What brings Egerton’s performance to the next level is a commitment to the young English actor singing all of John’s classic tunes himself rather than follow choreography and lip-sync to the original track.

This gives “Rocketman” a fresh, vibrant quality that can’t be faked as Fletcher reimagines songs in a new context that highlight and accentuate John’s emotional journey over the course of his career.

Though historically out of place, songs inform backstory in montage, complicate plot with nuance and enhance the mystique of John’s eccentricities.

There’s an interesting assortment of personalities constantly orbiting around John in the film with Jamie Bell perfectly balancing Egerton’s theatrics in a mellowed, yet soulful turn as John’s longtime lyricist Bernie Taupin. Bell and Egerton have terrific chemistry that powers their unconventional musical collaboration and provides the film’s most compelling character work.

Richard Madden is effective as John’s manager and lover John Reid, though his reliance on outright villainy can feel a tad mustache twirling at times.

The one casting misstep, however, is an awkwardly out of place Bryce Dallas Howard hiding behind a dark black wig and faltering British accent to play John’s mother Sheila. While not actively detrimental to the film, Howard’s stoic turn isn’t quite in sync with the actors around her and feels disjointed.

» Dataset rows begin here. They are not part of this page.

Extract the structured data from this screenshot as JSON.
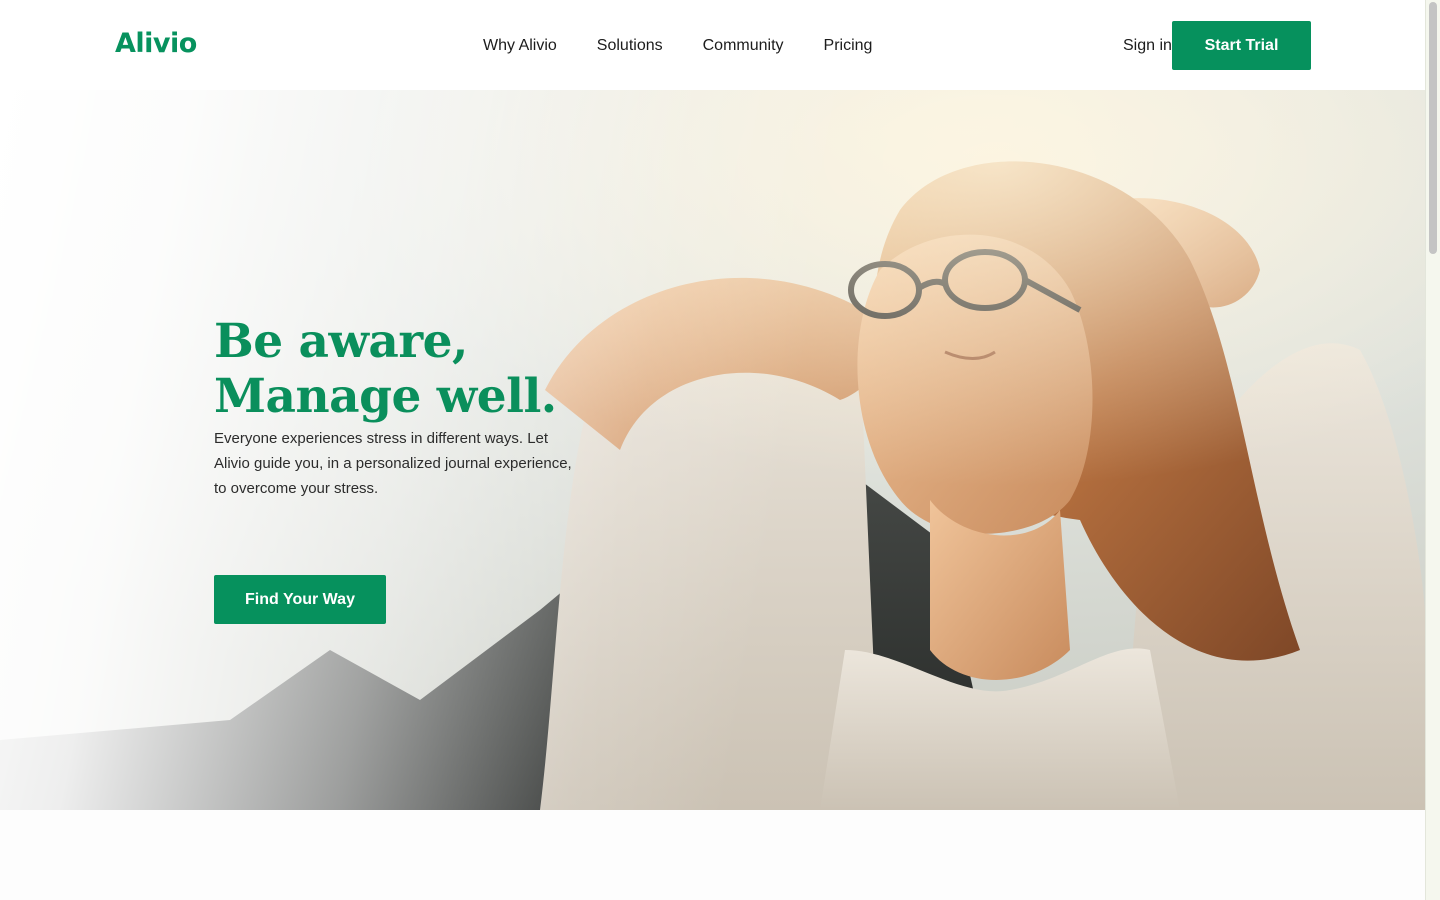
{
  "brand": {
    "logo_text": "Alivio",
    "accent_color": "#06915d"
  },
  "header": {
    "nav": [
      {
        "label": "Why Alivio"
      },
      {
        "label": "Solutions"
      },
      {
        "label": "Community"
      },
      {
        "label": "Pricing"
      }
    ],
    "sign_in_label": "Sign in",
    "cta_label": "Start Trial"
  },
  "hero": {
    "title_line_1": "Be aware,",
    "title_line_2": "Manage well.",
    "description": "Everyone experiences stress in different ways. Let Alivio guide you, in a personalized journal experience, to overcome your stress.",
    "cta_label": "Find Your Way",
    "image_subject": "woman-relaxing-in-sunlight"
  }
}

Fletcher, cinematographer George Richmond and costume designer Julian Day give “Rocketman” a daring, colorful and bold style that has viewers completely entranced by the spectacle.

It’s a film with texture and composition designed for iconic moments – barroom brawls, flamboyant concerts and drug-fueled dreams. Richmond and Fletcher paint musical sequences with an eye for visual storytelling that leave imagery seared in viewers’ minds long after leaving the theater.

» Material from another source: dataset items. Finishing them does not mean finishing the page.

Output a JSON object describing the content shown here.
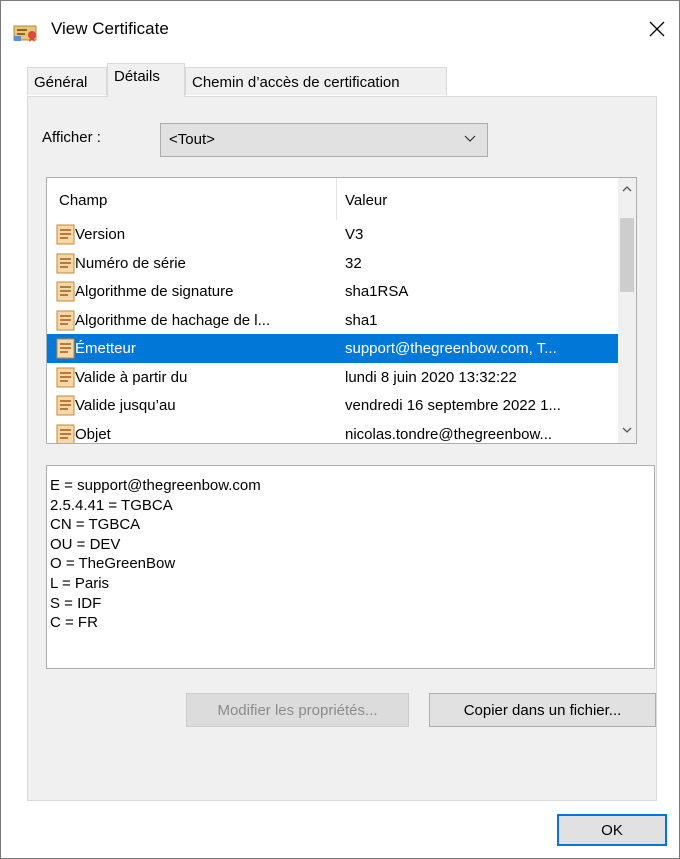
{
  "window": {
    "title": "View Certificate",
    "icon": "certificate-icon",
    "close_icon": "close-icon"
  },
  "tabs": [
    {
      "label": "Général",
      "active": false
    },
    {
      "label": "Détails",
      "active": true
    },
    {
      "label": "Chemin d’accès de certification",
      "active": false
    }
  ],
  "show": {
    "label": "Afficher :",
    "selected": "<Tout>"
  },
  "list": {
    "columns": [
      "Champ",
      "Valeur"
    ],
    "rows": [
      {
        "field": "Version",
        "value": "V3",
        "selected": false
      },
      {
        "field": "Numéro de série",
        "value": "32",
        "selected": false
      },
      {
        "field": "Algorithme de signature",
        "value": "sha1RSA",
        "selected": false
      },
      {
        "field": "Algorithme de hachage de l...",
        "value": "sha1",
        "selected": false
      },
      {
        "field": "Émetteur",
        "value": "support@thegreenbow.com, T...",
        "selected": true
      },
      {
        "field": "Valide à partir du",
        "value": "lundi 8 juin 2020 13:32:22",
        "selected": false
      },
      {
        "field": "Valide jusqu’au",
        "value": "vendredi 16 septembre 2022 1...",
        "selected": false
      },
      {
        "field": "Objet",
        "value": "nicolas.tondre@thegreenbow...",
        "selected": false
      }
    ]
  },
  "detail_lines": [
    "E = support@thegreenbow.com",
    "2.5.4.41 = TGBCA",
    "CN = TGBCA",
    "OU = DEV",
    "O = TheGreenBow",
    "L = Paris",
    "S = IDF",
    "C = FR"
  ],
  "buttons": {
    "modify": "Modifier les propriétés...",
    "copy": "Copier dans un fichier...",
    "ok": "OK"
  },
  "colors": {
    "selection": "#0078d7",
    "panel": "#f0f0f0",
    "button": "#e1e1e1"
  }
}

Fletcher and company transform hits like “Crocodile Rock,” “Tiny Dancer” and the titular “Rocket Man” cinematically to the point that audiences begin hearing these songs in four dimensions. The highs of staging “Rocketman” the song at a pivotal point in the film are genuinely unique and intoxicating as viewers are whisked from moment to moment following John on a surreal, drug-infused ride.

There should be a place come awards season for “Rocketman,” though a backlash towards Oscar-winning Queen biopic “Bohemian Rhapsody” – a lesser film Fletcher helped clean up after director Bryan Singer was fired – may push this Elton John fantasy flick out of the running.

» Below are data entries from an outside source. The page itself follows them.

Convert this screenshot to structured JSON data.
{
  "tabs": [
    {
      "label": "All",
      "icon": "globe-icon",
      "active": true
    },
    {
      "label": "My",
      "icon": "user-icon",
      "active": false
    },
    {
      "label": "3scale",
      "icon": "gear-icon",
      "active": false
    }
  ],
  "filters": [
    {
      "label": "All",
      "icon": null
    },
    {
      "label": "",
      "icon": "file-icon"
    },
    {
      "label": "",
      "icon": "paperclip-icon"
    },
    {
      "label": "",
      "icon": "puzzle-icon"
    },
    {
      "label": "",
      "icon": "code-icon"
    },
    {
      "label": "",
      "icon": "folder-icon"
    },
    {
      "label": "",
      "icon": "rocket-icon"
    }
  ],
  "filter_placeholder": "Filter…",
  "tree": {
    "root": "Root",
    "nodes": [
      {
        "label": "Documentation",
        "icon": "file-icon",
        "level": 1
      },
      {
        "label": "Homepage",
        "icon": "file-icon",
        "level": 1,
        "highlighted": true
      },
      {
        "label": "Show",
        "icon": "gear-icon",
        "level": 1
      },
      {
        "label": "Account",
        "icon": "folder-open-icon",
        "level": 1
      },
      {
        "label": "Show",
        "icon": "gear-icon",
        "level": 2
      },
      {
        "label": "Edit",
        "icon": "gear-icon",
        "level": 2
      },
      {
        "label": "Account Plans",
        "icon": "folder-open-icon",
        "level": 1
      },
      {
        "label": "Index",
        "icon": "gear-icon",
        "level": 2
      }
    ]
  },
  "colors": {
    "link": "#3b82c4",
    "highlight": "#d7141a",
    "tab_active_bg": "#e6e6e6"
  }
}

Egerton is clearly deserving of acclaim for his fantastical take on the singer, while the new song “(I’m Gonna) Love Me Again” John penned with Taupin for the film and sings as a duet with Egerton over the closing credits could easily be an Oscar contender to get the musical icon on stage for a performance.

The film’s reimagining of John’s iconic discography doesn’t lend itself to audience sing-alongs, though the intoxicating nature of hearing classics like “Your Song,” “Goodbye Yellow Brick Road” and “Bennie and the Jets” paired with masterful visuals make it eminently rewatchable and a must see on the big screen.

“Rocketman” is as much of a unicorn as the man it chronicles.